今年4月、将来宇宙輸送システムはNSPワーキンググループの発足を発表し、参加団体の募集を開始した。現在は、室蘭大学、荏原製作所、鹿島建設、商船三井、そして先日、インターステラテクノロジズに家畜の糞尿から作ったバイオロケット燃料を提供しているエア・ウォーターも参加し、1大学17企業態勢となった。また協力団体として、宇宙飛行士の山崎直子氏が代表理事を務め、日本でのハブ宇宙港の建設を目指す一般社団法人スペースポートジャパンが加わっている。

将来宇宙輸送システムは、アジャイル開発でスピーディーな完全再使用型の単段式宇宙往還機「SSTO」の開発を進めている。昨年12月には、水素、メタン、酸素の3つの燃料を切り替えて使用できるトリプロペラント方式の燃焼試験を日本で初めて成功させた。宇宙空間では水素を、大気圏内ではメタンを使うことで燃料の全体量を大幅に減らせる。それに必要なタンクを製造するために、7月、アーク溶接の技法を使った金属積層造形、つまり高度な金属3Dプリントの技術を有する英WAAM3Dと提携した。
2023年12月、トリプロペラント方式燃焼試験。

2023年12月、トリプロペラント方式燃焼試験。

機体の開発は急速に進められているが、宇宙往還ビジネスを実現するには宇宙港が欠かせない。そこで、NSPワーキンググループを立ち上げたというわけだ。ワーキンググループは、2025年10月までに実現性評価を行い、実際に建設計画が立ち上がった際に役に立つ成果物を発表することになっている。それは「事業化ロードマップ」、「事業計画」、「ラフデザイン・模型・動画」の3つ。
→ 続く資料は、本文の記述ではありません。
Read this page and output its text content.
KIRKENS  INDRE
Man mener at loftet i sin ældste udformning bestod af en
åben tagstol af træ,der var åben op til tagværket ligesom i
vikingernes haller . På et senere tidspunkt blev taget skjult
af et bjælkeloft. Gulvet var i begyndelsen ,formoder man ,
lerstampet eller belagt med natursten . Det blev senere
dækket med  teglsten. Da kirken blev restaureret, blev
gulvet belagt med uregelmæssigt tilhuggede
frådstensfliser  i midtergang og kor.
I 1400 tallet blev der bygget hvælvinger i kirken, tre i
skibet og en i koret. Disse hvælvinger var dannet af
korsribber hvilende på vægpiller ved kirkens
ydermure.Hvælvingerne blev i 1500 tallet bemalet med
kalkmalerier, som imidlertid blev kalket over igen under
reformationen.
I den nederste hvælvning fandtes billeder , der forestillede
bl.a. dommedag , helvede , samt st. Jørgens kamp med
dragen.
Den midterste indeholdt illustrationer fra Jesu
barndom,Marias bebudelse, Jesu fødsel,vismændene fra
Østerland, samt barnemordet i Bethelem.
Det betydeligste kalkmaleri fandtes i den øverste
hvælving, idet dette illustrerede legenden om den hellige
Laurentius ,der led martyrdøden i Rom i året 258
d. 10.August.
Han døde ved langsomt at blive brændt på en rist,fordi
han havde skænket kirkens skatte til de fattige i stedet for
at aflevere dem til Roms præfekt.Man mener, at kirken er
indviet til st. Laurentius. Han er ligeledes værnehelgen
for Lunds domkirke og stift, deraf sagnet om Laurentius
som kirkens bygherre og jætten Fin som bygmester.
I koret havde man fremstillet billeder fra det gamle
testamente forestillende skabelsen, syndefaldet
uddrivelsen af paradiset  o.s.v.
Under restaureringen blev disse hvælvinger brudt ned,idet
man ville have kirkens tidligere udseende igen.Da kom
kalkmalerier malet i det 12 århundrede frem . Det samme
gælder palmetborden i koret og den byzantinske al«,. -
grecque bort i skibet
NSPは、宇宙船発着のための必要最小限の施設からスタートする。第2フェーズではエネルギー回収ユニット、第3フェーズでは災害対策ユニット、第4フェーズでは商業施設、第5フェーズでは宿泊施設を備え、ショッピングモール、娯楽施設、イベント会場、ホテルなどを備えた総合的な宇宙の玄関となる。宇宙港は、陸上に建設するか、洋上型になるかなど、これから検討されるということだ。